Greiner even sees an opportunity for new development, as companies that are mulling a move to New Jersey “are going to look to those assets and owners who can deliver a higher-quality building,” he said. The need for modern HVAC systems and other health-oriented features is all but certain at this point, even though other post-COVID design concepts are still being honed.

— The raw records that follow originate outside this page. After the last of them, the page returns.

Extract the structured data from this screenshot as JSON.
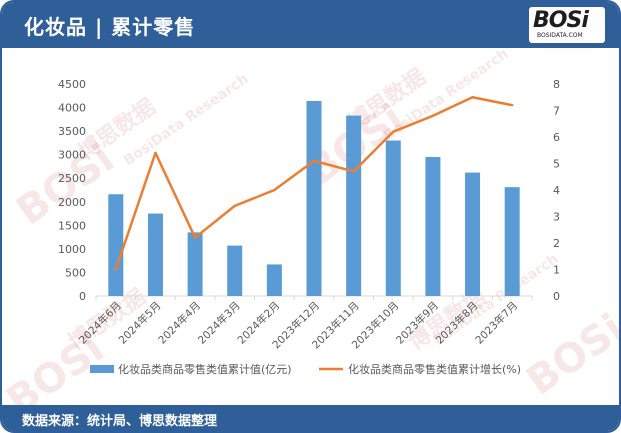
{
  "header": {
    "title": "化妆品 | 累计零售",
    "logo_text": "BOSi",
    "logo_sub": "BOSIDATA.COM"
  },
  "footer": {
    "source": "数据来源：统计局、博思数据整理"
  },
  "watermark": {
    "brand": "BOSi",
    "cn": "博思数据",
    "en": "BosiData Research"
  },
  "colors": {
    "frame": "#2f5f99",
    "bar": "#5b9bd5",
    "line": "#ed7d31",
    "axis_text": "#595959"
  },
  "chart_data": {
    "type": "bar",
    "categories": [
      "2024年6月",
      "2024年5月",
      "2024年4月",
      "2024年3月",
      "2024年2月",
      "2023年12月",
      "2023年11月",
      "2023年10月",
      "2023年9月",
      "2023年8月",
      "2023年7月"
    ],
    "series": [
      {
        "name": "化妆品类商品零售类值累计值(亿元)",
        "type": "bar",
        "axis": "left",
        "values": [
          2160,
          1750,
          1350,
          1070,
          670,
          4140,
          3830,
          3300,
          2950,
          2620,
          2310
        ]
      },
      {
        "name": "化妆品类商品零售类值累计增长(%)",
        "type": "line",
        "axis": "right",
        "values": [
          1.0,
          5.4,
          2.2,
          3.4,
          4.0,
          5.1,
          4.7,
          6.2,
          6.8,
          7.5,
          7.2
        ]
      }
    ],
    "y_left": {
      "min": 0,
      "max": 4500,
      "ticks": [
        "0",
        "500",
        "1000",
        "1500",
        "2000",
        "2500",
        "3000",
        "3500",
        "4000",
        "4500"
      ]
    },
    "y_right": {
      "min": 0,
      "max": 8,
      "ticks": [
        "0",
        "1",
        "2",
        "3",
        "4",
        "5",
        "6",
        "7",
        "8"
      ]
    },
    "grid": false,
    "legend": "bottom"
  }
}
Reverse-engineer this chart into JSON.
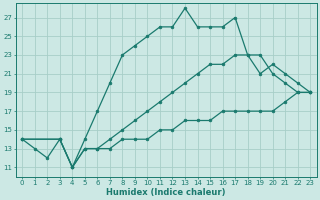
{
  "xlabel": "Humidex (Indice chaleur)",
  "bg_color": "#cce8e4",
  "grid_color": "#a8cec8",
  "line_color": "#1a7a6e",
  "xlim": [
    -0.5,
    23.5
  ],
  "ylim": [
    10.0,
    28.5
  ],
  "xticks": [
    0,
    1,
    2,
    3,
    4,
    5,
    6,
    7,
    8,
    9,
    10,
    11,
    12,
    13,
    14,
    15,
    16,
    17,
    18,
    19,
    20,
    21,
    22,
    23
  ],
  "yticks": [
    11,
    13,
    15,
    17,
    19,
    21,
    23,
    25,
    27
  ],
  "line1_x": [
    0,
    1,
    2,
    3,
    4,
    5,
    6,
    7,
    8,
    9,
    10,
    11,
    12,
    13,
    14,
    15,
    16,
    17,
    18,
    19,
    20,
    21,
    22,
    23
  ],
  "line1_y": [
    14,
    13,
    12,
    14,
    11,
    14,
    17,
    20,
    23,
    24,
    25,
    26,
    26,
    28,
    26,
    26,
    26,
    27,
    23,
    23,
    21,
    20,
    19,
    19
  ],
  "line2_x": [
    0,
    3,
    4,
    5,
    6,
    7,
    8,
    9,
    10,
    11,
    12,
    13,
    14,
    15,
    16,
    17,
    18,
    19,
    20,
    21,
    22,
    23
  ],
  "line2_y": [
    14,
    14,
    11,
    13,
    13,
    14,
    15,
    16,
    17,
    18,
    19,
    20,
    21,
    22,
    22,
    23,
    23,
    21,
    22,
    21,
    20,
    19
  ],
  "line3_x": [
    0,
    3,
    4,
    5,
    6,
    7,
    8,
    9,
    10,
    11,
    12,
    13,
    14,
    15,
    16,
    17,
    18,
    19,
    20,
    21,
    22,
    23
  ],
  "line3_y": [
    14,
    14,
    11,
    13,
    13,
    13,
    14,
    14,
    14,
    15,
    15,
    16,
    16,
    16,
    17,
    17,
    17,
    17,
    17,
    18,
    19,
    19
  ]
}
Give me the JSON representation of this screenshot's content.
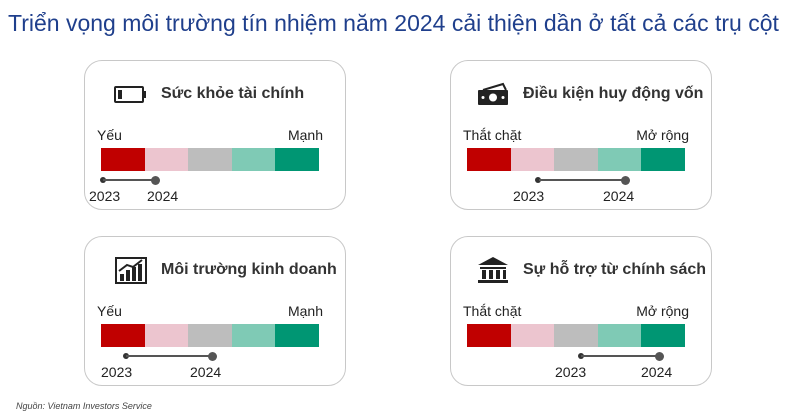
{
  "title": "Triển vọng môi trường tín nhiệm năm 2024 cải thiện dần ở tất cả các trụ cột",
  "scale_colors": [
    "#c00000",
    "#ecc5cf",
    "#bdbdbd",
    "#7fcab5",
    "#009673"
  ],
  "cards": [
    {
      "label": "Sức khỏe tài chính",
      "icon": "battery-icon",
      "left_label": "Yếu",
      "right_label": "Mạnh",
      "year_start": "2023",
      "year_end": "2024"
    },
    {
      "label": "Điều kiện huy động vốn",
      "icon": "cash-icon",
      "left_label": "Thắt chặt",
      "right_label": "Mở rộng",
      "year_start": "2023",
      "year_end": "2024"
    },
    {
      "label": "Môi trường kinh doanh",
      "icon": "growth-chart-icon",
      "left_label": "Yếu",
      "right_label": "Mạnh",
      "year_start": "2023",
      "year_end": "2024"
    },
    {
      "label": "Sự hỗ trợ từ chính sách",
      "icon": "government-building-icon",
      "left_label": "Thắt chặt",
      "right_label": "Mở rộng",
      "year_start": "2023",
      "year_end": "2024"
    }
  ],
  "source": "Nguồn: Vietnam Investors Service"
}
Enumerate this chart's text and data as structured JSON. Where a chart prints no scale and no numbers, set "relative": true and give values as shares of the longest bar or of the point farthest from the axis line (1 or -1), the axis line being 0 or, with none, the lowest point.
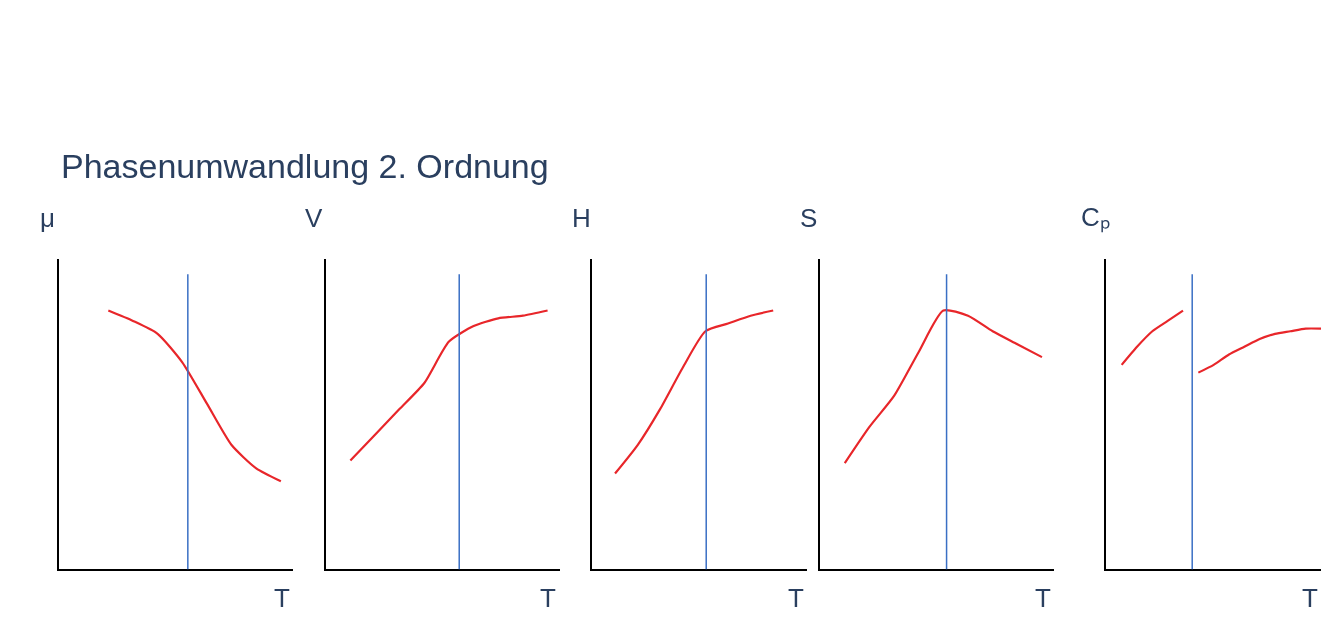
{
  "chart_data": [
    {
      "type": "line",
      "title": "Phasenumwandlung 2. Ordnung",
      "ylabel": "μ",
      "xlabel": "T",
      "relative": true,
      "categories": [
        null,
        null,
        null,
        null,
        null,
        null,
        null,
        null,
        null,
        null
      ],
      "series": [
        {
          "color": "#e8262a",
          "values": [
            null,
            null,
            1.0,
            0.96,
            0.91,
            0.8,
            0.64,
            0.48,
            0.39,
            0.34
          ]
        }
      ]
    },
    {
      "type": "line",
      "ylabel": "V",
      "xlabel": "T",
      "relative": true,
      "categories": [
        null,
        null,
        null,
        null,
        null,
        null,
        null,
        null,
        null,
        null
      ],
      "series": [
        {
          "color": "#e8262a",
          "values": [
            null,
            0.42,
            0.52,
            0.62,
            0.72,
            0.88,
            0.94,
            0.97,
            0.98,
            1.0
          ]
        }
      ]
    },
    {
      "type": "line",
      "ylabel": "H",
      "xlabel": "T",
      "relative": true,
      "categories": [
        null,
        null,
        null,
        null,
        null,
        null,
        null,
        null,
        null,
        null
      ],
      "series": [
        {
          "color": "#e8262a",
          "values": [
            null,
            0.37,
            0.48,
            0.62,
            0.78,
            0.92,
            0.95,
            0.98,
            1.0,
            null
          ]
        }
      ]
    },
    {
      "type": "line",
      "ylabel": "S",
      "xlabel": "T",
      "relative": true,
      "categories": [
        null,
        null,
        null,
        null,
        null,
        null,
        null,
        null,
        null,
        null
      ],
      "series": [
        {
          "color": "#e8262a",
          "values": [
            null,
            0.41,
            0.55,
            0.67,
            0.84,
            1.0,
            0.98,
            0.92,
            0.87,
            0.82
          ]
        }
      ]
    },
    {
      "type": "line",
      "ylabel": "Cₚ",
      "xlabel": "T",
      "relative": true,
      "categories": [
        null,
        null,
        null,
        null,
        null,
        null,
        null,
        null,
        null,
        null,
        null,
        null,
        null,
        null,
        null
      ],
      "series": [
        {
          "color": "#e8262a",
          "values": [
            null,
            0.79,
            0.86,
            0.92,
            0.96,
            1.0,
            null,
            null,
            null,
            null,
            null,
            null,
            null,
            null,
            null
          ]
        },
        {
          "color": "#e8262a",
          "values": [
            null,
            null,
            null,
            null,
            null,
            null,
            0.76,
            0.79,
            0.83,
            0.86,
            0.89,
            0.91,
            0.92,
            0.93,
            0.93
          ]
        }
      ]
    }
  ]
}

Christopher Paladino, president of New Brunswick Development Corp., noted that collaborative spaces may be modified but will “have a really great future, because people in startup companies could have always worked from home, and that didn’t work.” Entrepreneurs want and need to be in settings that have shared laboratories or so-called maker space, as Devco plans to include in large mixed-use projects in both New Brunswick and Jersey City.
He added that Devco and its design partners are spending more time on outdoor spaces.
“That’s the one place where people do feel safe, and people are starting to get used to it, so how can we create meeting spaces that are maybe something you can use nine months of the year or 10 months of the year?” Paladino said, pointing to radiant floors, fans and other climate control features. “So we are going through some design changes and creating a number of additional outdoor spaces that are more than a place to have lunch.”